Kinney's The Long Haul was in second place overall for the second week in a row with 47,302 copies sold, outpacing third-placed (and Hardback Non-Fiction chart number one) Guinness World Records 2015 (GWR), by just 684 units.
As the retailers' Christmas campaigns ramp up, there does seem to be some solidifying at the top of some of the charts. GWR 2015 and Lynda Bellingham's There's Something I've Been Dying to Tell You (Coronet, 31,514 copies) have traded the Hardback Non-Fiction number one spot for the last seven weeks. Both books have enjoyed solid week on week volume rises: 8% for GWR, 4% for Bellingham, with second-placed Bellingham selling 10,000 units more than the third-placed Private Eye Annual 2014 (Private Eye 21,131).
C J Sansom, meanwhile has notched up his sixth Original Fiction number one in the last seven weeks, with Lamentation (Mantle, 14,951 units) outselling the next bestselling Original Fiction title—Jesse Burton's resurgent The Miniaturist (Picador)—by 5,101 copies.
Lamentation has sold almost 100,000 print copies in seven weeks, and will likely surpass Sansom's previous bestselling hardback, 2010's Heartstone (Mantle, 134,000 copies), by Christmas week.
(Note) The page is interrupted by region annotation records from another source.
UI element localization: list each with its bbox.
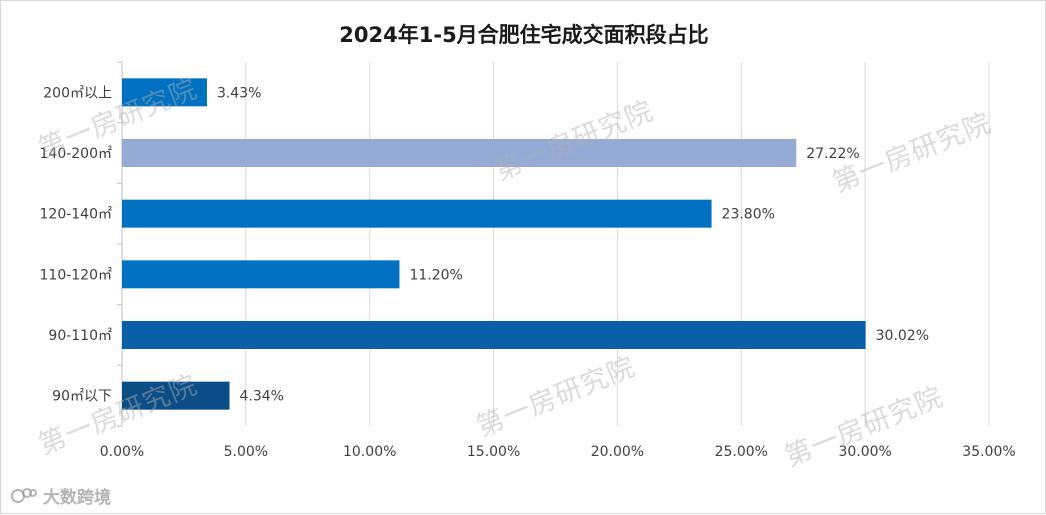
bar (122, 199, 712, 228)
value-label: 30.02% (876, 328, 929, 344)
category-label: 90㎡以下 (52, 389, 112, 405)
value-label: 4.34% (240, 389, 284, 405)
category-label: 110-120㎡ (40, 267, 113, 283)
bar (122, 321, 866, 349)
value-label: 11.20% (409, 267, 462, 283)
value-label: 27.22% (806, 146, 859, 162)
value-label: 3.43% (217, 85, 261, 101)
x-tick-label: 0.00% (100, 444, 144, 460)
chart-title: 2024年1-5月合肥住宅成交面积段占比 (339, 23, 709, 47)
brand-icon (11, 487, 37, 503)
category-label: 200㎡以上 (43, 85, 112, 101)
bar (122, 260, 400, 289)
bar (122, 78, 207, 107)
x-tick-label: 20.00% (591, 444, 644, 460)
brand-logo: 大数跨境 (11, 483, 111, 508)
value-label: 23.80% (722, 207, 775, 223)
bar (122, 139, 797, 167)
brand-name: 大数跨境 (43, 488, 111, 508)
x-tick-label: 15.00% (467, 444, 520, 460)
category-label: 140-200㎡ (40, 146, 113, 162)
x-tick-label: 35.00% (962, 444, 1015, 460)
category-label: 90-110㎡ (48, 328, 112, 344)
category-label: 120-140㎡ (40, 207, 113, 223)
x-tick-label: 5.00% (224, 444, 268, 460)
bar (122, 381, 230, 410)
x-tick-label: 30.00% (838, 444, 891, 460)
x-tick-label: 10.00% (343, 444, 396, 460)
x-tick-label: 25.00% (715, 444, 768, 460)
Sugg's boyfriend and fellow YouTuber Alfie Deyes has now recorded an impressive 12th week as the Paperback Non-Fiction number one. Deyes' The Pointless Book (Blink) sold 15,424 copies—his best weekly sale of the year—and has thus far been worth almost £955,000 to booksellers.
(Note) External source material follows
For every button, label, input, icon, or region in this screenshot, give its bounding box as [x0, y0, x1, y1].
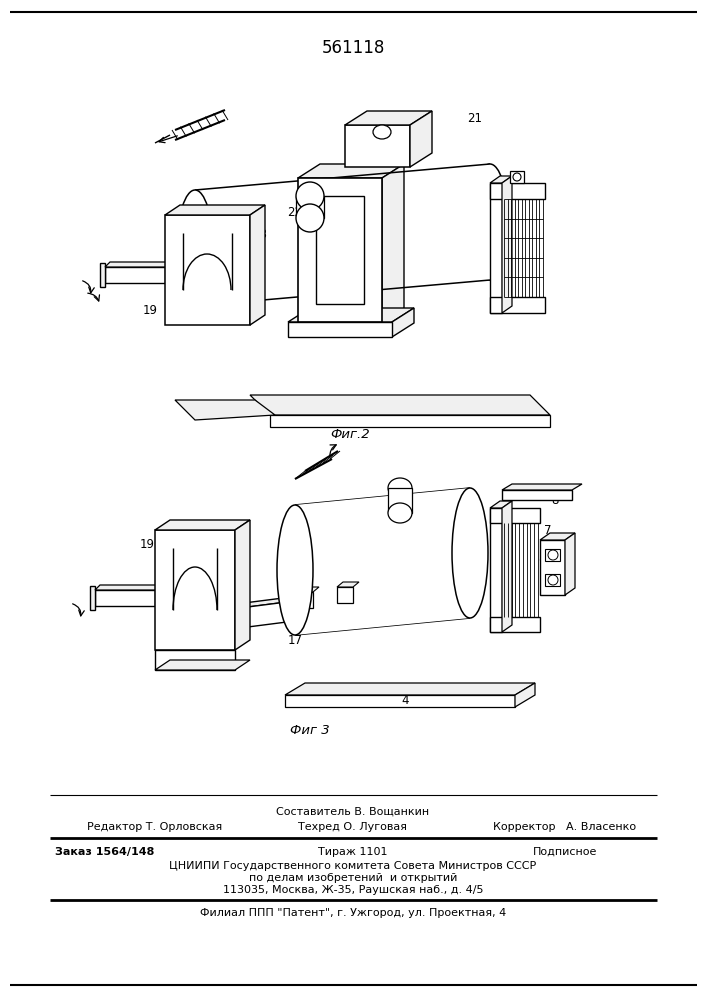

The only number one to change week on week was Mass Market Fiction, with James Patterson's Unlucky 13 (Arrow), his 13th Women's Murder Club book, selling 18,808 copies in its first week of release, dislodging Sylvia Day's Captivated by You (Penguin, 14,931 copies).
A possibility for Christmas number one may be in this week's second highest début, Egmont's latest in its official Minecraft range, Blockopedia, which sold an impressive 16,033 copies to hit 14th place overall. The book, however, is something of a Christmas gamble for Egmont with its relatively high £30 RRP; the other titles the breakout franchise of the last 12 months (sales of £10.8m through BookScan) retail for £7.99.
Overall last week was the biggest for booksellers thus far this year with £52.5m sold through BookScan. That is a 25.8% leap from last week (£41.7m), but 2.2% down on the same week in 2013.